Rheinmetall shares surge after preliminary first-quarter sales beat estimates

April 29, 2025 07:05 PM AEST | By Investing
 Rheinmetall shares surge after preliminary first-quarter sales beat estimates
Rheinmetall shares surge after preliminary first-quarter sales beat estimates

Investing.com - Rheinmetall (ETR:RHMG) has reported a jump in preliminary first-quarter sales that topped expectations, as Europe’s largest maker of ammunition was boosted by solid demand at its defense segment.

Shares in the firm spiked by more than 6% in early European trading on Tuesday.

Group-wide sales during the period rose by 46% to 2.31 billion euros, which the company said was above analysts’ projections of 1.95 billion euros compiled by Vara Research.

Operating profit across the business surged by 49% to 199 million euros, compared with expectations for 165.8 million euros.

"The positive development of the financial figures is exclusively attributable to the very good performance of the defense business, in particular to pull-forward effects from the second quarter to the first quarter," Rheinmetall said in a statement released after the close of markets on Monday.

The firm’s executive board also confirmed its revenue and earnings forecast for the 2025 financial year.

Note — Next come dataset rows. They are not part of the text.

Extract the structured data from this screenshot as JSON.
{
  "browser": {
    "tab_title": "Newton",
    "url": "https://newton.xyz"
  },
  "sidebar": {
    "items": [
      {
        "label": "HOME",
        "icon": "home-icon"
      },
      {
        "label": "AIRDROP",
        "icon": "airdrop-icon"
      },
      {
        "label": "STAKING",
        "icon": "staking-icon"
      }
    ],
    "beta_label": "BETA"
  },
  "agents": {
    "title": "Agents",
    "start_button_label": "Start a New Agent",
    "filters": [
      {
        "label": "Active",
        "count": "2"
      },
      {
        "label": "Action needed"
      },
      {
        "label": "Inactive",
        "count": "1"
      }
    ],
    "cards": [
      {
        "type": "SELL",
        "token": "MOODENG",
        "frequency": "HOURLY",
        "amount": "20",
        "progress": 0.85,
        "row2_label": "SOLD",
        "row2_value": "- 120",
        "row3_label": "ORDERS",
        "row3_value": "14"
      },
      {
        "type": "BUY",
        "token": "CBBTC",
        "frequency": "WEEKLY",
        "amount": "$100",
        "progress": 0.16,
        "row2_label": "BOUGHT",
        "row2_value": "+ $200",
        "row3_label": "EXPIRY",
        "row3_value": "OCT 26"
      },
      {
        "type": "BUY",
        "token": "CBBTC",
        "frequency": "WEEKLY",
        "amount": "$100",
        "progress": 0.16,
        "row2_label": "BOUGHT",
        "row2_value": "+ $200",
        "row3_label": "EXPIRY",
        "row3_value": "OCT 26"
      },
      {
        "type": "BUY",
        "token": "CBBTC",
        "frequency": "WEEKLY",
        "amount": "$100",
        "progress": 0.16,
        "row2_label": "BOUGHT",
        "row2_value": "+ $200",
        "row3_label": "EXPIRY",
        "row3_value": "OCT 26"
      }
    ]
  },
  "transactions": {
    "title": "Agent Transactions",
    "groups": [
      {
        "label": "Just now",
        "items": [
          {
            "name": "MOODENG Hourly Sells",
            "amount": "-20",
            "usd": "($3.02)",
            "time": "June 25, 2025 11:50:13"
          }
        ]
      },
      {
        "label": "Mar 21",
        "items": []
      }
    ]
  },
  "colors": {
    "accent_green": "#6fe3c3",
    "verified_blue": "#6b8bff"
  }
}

Revenue is seen moving upby 25% to 30%, while operating margin is tipped to be around 15.5%.

Rheinmetall flagged that the outlook does not take into account "the improvement in market potential that is likely to arise, particularly in the relevant markets [...] such as Europe, Germany, and Ukraine, as a result of the geopolitical developments in recent weeks."

It added that it will adjust its guidance as necessary "in line with the increasing clarity of its military customers’ requirements in the further course of the year."

Analysts at Morgan Stanley (NYSE:MS) said that they expect Rheinmetall’s second quarter to be "soft" due in part to "some unexpected pull forward effect." However, the analysts said the outlook for the rest of the year is "derisked."